И все же большая часть торговцев остановилась под одной крышей, в месте, прозванном Длинным Домом. Это было огромное ветхое здание из темно-коричневого кирпича и рассохшегося дерева, похожее очертаниями на букву «Па». На четырех верхних этажах были комнаты для постояльцев, куда набивалось по десятку голов в каждую. Внизу обустроили стойла для баранов и яков, а еще склады товаров – там, плюясь катышками жевательного корня и поигрывая тяжелыми дубинами, бродили злые на весь свет сторожа с вымоченными в хне хвостами. Еще в Длинном Доме был глубокий подвал, прохладный даже в летние дни; обычно в нем хранили кувшины с ароматными маслами и сладкие плоды из южной страны, но в этом году он пустовал. Ну и самое главное: во внутреннем дворе расположился один из городских рынков, с утра до вечера изрыгавший мутную пену шума и отборнейшей ругани, которой вторили стаи хохочущих воронов.

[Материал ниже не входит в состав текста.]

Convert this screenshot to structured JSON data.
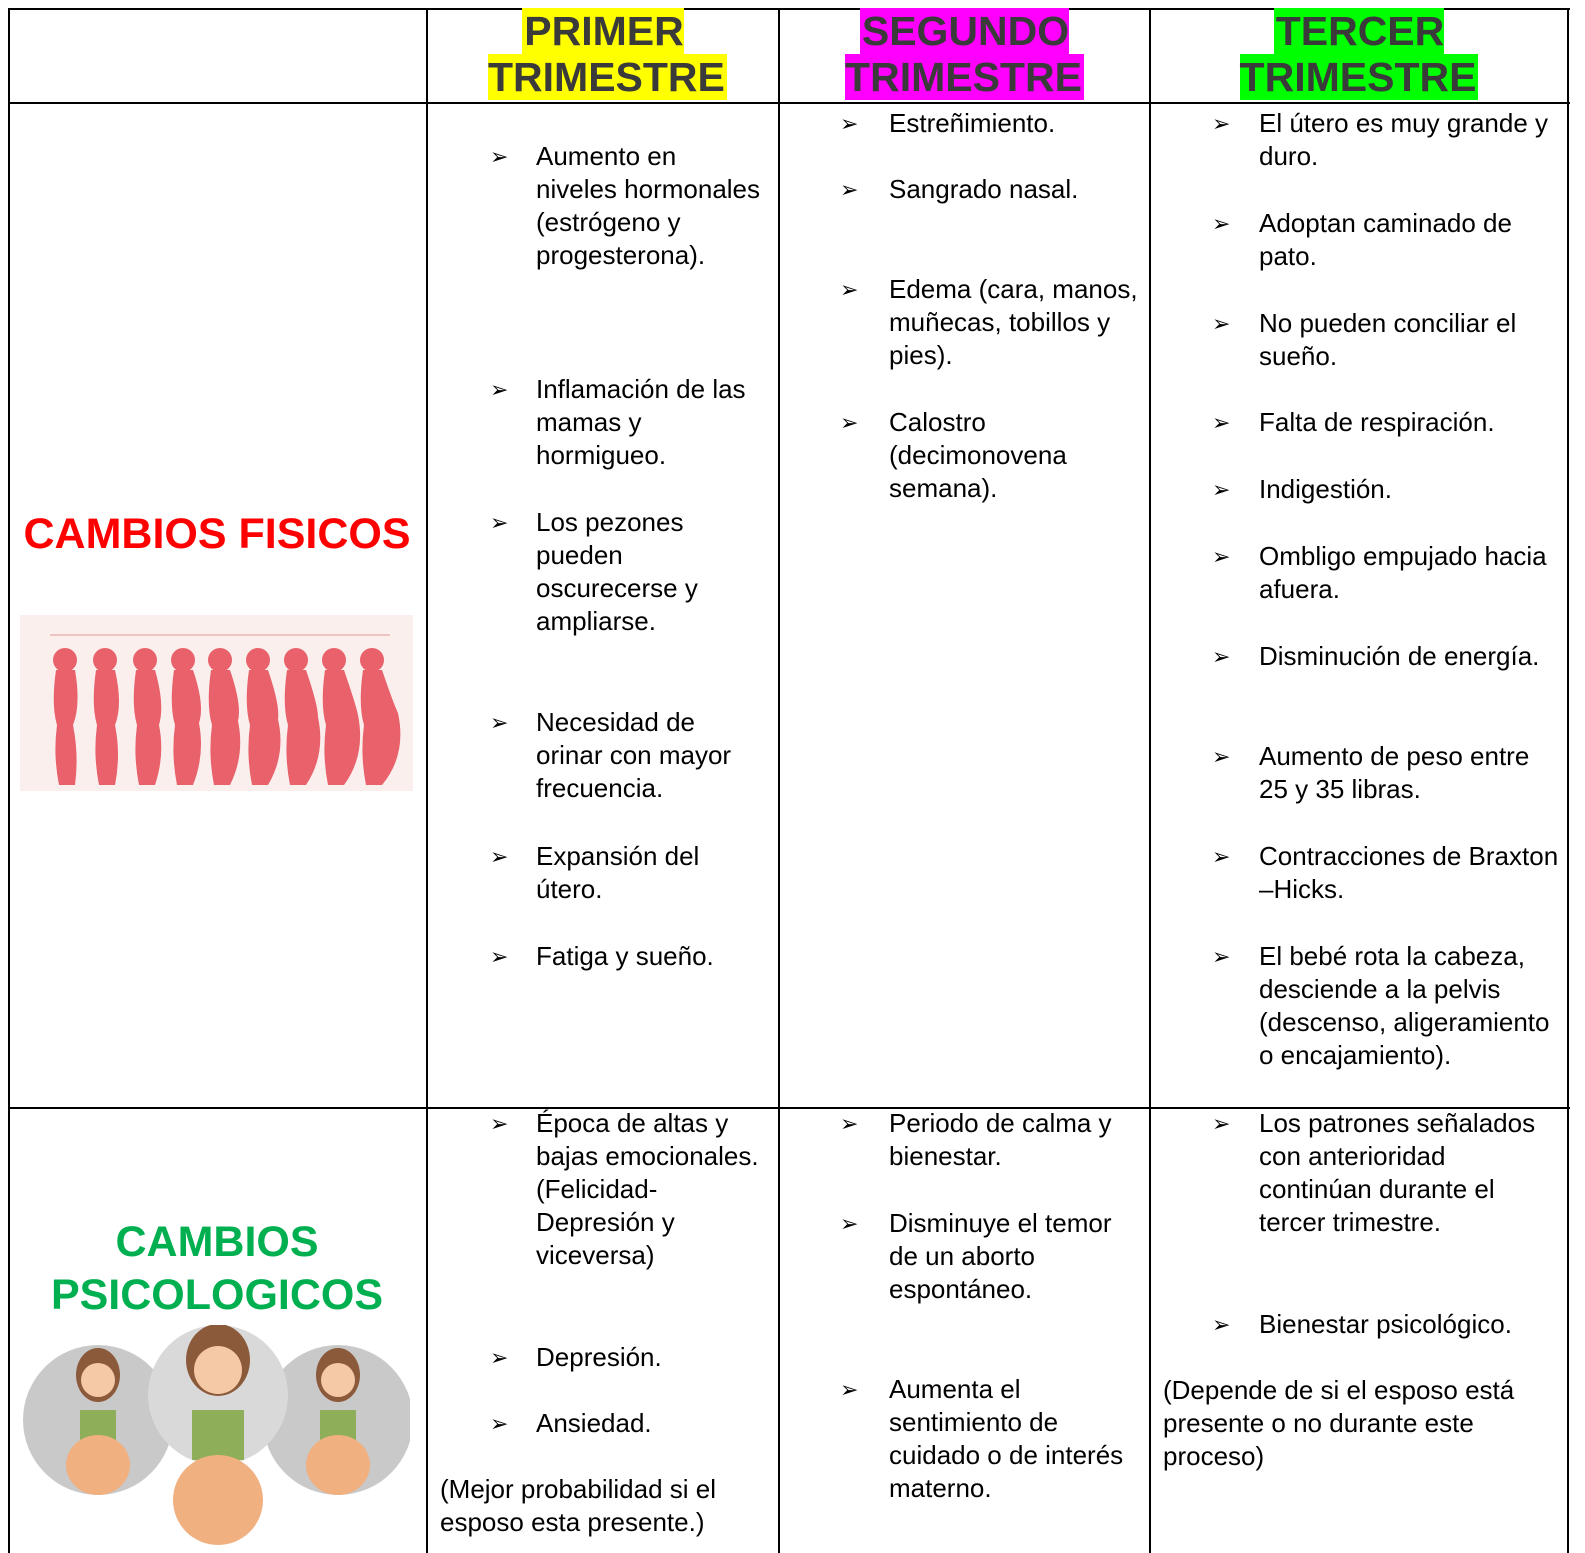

Мардо тоже решил поселиться в этом дымном и неуютном месте. Мне же лучше спалось внутри нашей повозки, а не на облюбованной блохами подстилке наверху, – тем более что зимы в столице считай, что и не было. Каждый вечер на Бьяру опускался туман, густой и белый, как молоко, и согревающий не хуже ватного одеяла. Сквозь его пелену подслеповато мигали зажженные на крышах курильницы; я смотрел на них, полной грудью вдыхая запахи санга 42 и мокрой шерсти, пока глаза совсем не слипались.
42
Санг – благовоние из можжевельника.
Первую неделю жизни в Бьяру я ни разу не выходил в город: все время с рассвета и до заката мы с дядей проводили на рынке, распродавая привезенное с таким трудом добро. Но и отсюда, из-за кирпичных стен и толстых гаруд на крышах, уже видны были яркие связки дарчо и дым над площадью Тысячи Чортенов, уже слышны были призывы труб и барабанов и радостные крики толпы, собравшейся на праздник. Ну, и на жителей столицы я насмотрелся вдоволь. Несмотря на теплую погоду, все здесь, от мала до велика, разгуливали в сапогах и туфлях и никогда не спускали с плеч рукавов чуба; наоборот, под них еще и рубахи напяливали! Неудивительно, что горожанам то и дело приходилось обмахиваться веерами; у тех, что попроще, они были из ткани, а у богатеев – из павлиньих перьев и слоновой кости. А сколько украшений сверкало в гривах, на груди и на лапах! Особенно усердствовали знатные дамы: некоторые волокли на себе такую груду золотых поясов, амулетниц-гао, фигурок цаца, янтарных пластин, кораллов и ожерелий из бусин дзи, что и ходить-то толком не могли.
Понятное дело, такие покупатели не скупились на танкга. Торговля у Мардо шла бойко, и, хотя цены дядя заломил втридорога, вскоре его повозка опустела, а кошелек наполнился. И вот настала пора продавать единственный завалявшийся товар – меня.
В утро накануне новогодних торжеств Мардо одолжил у кого-то ножницы для стрижки яков и отрезал мне вихор со лба. Проплешина, которую безжалостно холодил утренний ветер, была знаком того, что я выставлен на продажу. Мне показалось, что дядя тихо вздохнул, отбрасывая в сторону клок черной шерсти, – может, ему и правда было жаль меня… Да только что с того?
Чтобы не думать о грустном и передохнуть после недели славной работы, решено было пойти гулять. Мне не терпелось посмотреть на чудеса Бьяру, о которых столько твердили на рынке: на торма шириною в три обхвата, высотою в десять локтей, украшенные нежнейшими масляными лотосами, павлинами и драконами, на древние тханка, такие большие, что гривы нарисованных на них божеств цеплялась за крыши лакхангов, а красные от киновари лапы попирали улицы, и, конечно, на кукольные представления, которые устраивались у ворот гомпа на потеху горожанам. К тому же Мардо надорвал спину, толкая повозку во время снежной бури, и хотел посетить столичного лекаря прежде, чем отправится в долгий путь. Наммукмук присоветовал ему услуги своего давнего знакомого, и мы с дядей покинули наконец опостылевший Длинный Дом и отправились на его поиски.